I'm very excited to to use Studio Voices in the text-to-speech API. The voice sounds a lot more realistic than wavenet. If the input is too large, I get this error:

INVALID_ARGUMENT: Input size limit exceeded for Studio Voice. This is a temporary constraint while in Preview. Please try again with a shorter input or different voice type.

When will this "temporary constraint" be lifted?

lsolatorio

Hi @cookbookcoding,

I understand your concern and thank you for your appreciation towards Studio Voices API. While there is no official announcement yet, it is likely that the API will be out of preview sometime in the near future.

Google Cloud has expressed that they are working on improvements to the service, including the increase of the input size limit. In the meantime, here are some workarounds that you can try:

Split each of the audio files smaller/ less than 1 GB
Use a different speech-to-text service that offers larger input size limits
Wait until Studio Voices API is out of preview and the input size limit is increased

I hope this helps.

powderblock

Useful info. Thank you.

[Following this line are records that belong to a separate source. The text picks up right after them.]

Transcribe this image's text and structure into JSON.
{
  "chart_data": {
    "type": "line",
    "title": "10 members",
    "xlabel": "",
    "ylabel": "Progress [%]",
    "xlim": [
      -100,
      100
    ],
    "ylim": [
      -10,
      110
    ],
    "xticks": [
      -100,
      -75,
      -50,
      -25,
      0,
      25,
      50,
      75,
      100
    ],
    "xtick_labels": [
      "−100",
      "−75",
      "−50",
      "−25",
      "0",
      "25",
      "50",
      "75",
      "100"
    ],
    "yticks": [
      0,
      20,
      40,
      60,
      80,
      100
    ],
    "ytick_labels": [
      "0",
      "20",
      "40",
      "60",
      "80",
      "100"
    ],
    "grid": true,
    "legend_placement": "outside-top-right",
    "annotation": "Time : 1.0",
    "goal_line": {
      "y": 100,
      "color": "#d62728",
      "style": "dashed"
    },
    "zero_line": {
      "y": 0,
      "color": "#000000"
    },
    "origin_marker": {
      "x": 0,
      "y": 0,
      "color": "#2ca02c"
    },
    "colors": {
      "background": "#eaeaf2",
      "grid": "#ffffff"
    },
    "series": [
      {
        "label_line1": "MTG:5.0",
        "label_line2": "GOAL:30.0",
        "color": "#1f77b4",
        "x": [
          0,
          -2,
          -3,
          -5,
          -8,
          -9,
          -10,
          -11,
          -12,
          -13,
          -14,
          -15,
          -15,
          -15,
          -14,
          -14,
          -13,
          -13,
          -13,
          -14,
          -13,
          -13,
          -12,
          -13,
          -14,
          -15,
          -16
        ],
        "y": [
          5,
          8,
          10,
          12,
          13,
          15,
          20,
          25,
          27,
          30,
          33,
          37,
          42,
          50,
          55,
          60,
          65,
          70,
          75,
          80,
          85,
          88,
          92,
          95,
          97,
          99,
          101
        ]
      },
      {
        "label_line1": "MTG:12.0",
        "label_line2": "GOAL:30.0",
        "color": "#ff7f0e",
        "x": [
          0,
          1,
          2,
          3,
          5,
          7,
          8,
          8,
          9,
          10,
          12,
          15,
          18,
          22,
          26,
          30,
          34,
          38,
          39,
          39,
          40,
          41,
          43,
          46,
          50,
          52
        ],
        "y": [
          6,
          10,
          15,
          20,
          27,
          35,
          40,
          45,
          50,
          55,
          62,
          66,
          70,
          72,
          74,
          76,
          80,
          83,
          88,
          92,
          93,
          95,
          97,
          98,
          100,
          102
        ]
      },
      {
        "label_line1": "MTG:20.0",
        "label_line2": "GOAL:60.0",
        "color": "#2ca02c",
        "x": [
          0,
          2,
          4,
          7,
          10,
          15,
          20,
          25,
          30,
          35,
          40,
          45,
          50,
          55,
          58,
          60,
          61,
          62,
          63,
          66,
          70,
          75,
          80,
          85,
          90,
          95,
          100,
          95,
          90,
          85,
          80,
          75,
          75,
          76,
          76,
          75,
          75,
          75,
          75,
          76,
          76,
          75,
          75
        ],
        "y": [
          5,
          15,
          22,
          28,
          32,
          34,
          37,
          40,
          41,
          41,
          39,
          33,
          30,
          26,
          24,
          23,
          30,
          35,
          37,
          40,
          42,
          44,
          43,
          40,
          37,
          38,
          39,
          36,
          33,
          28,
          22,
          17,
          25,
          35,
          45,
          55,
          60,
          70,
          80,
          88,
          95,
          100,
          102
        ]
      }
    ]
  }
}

The community looks forward to studio voices going out of preview mode!!

SolveForIT

I had the same question and would like to encourage Google to move the Studio voices out of preview sooner rather than later.

Is the limit on the text being sent or is it on the audio file being returned? If it's the latter, how are we to know the size until the exception is thrown? Are you proposing we handle this in the exception handler?

nicbcr

Are Studio Voices still in Preview? I'd like to use them on prod to generate very short audio files (less than 15 seconds). Is there a risk of the API returning an error as long as the audio file is (significantly) smaller than 1GB?

Exper1mental

I am also very excited for the full rollout of Studio voices. I plan on migrating my audio projects from Microsoft Azure to Google Cloud once Studio voices exit preview mode. In particular, I am hoping to use Studio voices with SSML and the long-form audio feature to improve the quality of my audiobook recordings for YouTube. Microsoft Azure's neural AI suffers from a limitation where it will insert pauses into long sentences every 500 characters, and they cannot be fully hidden because the tone and pitch of the speaker can shift before and after the pause.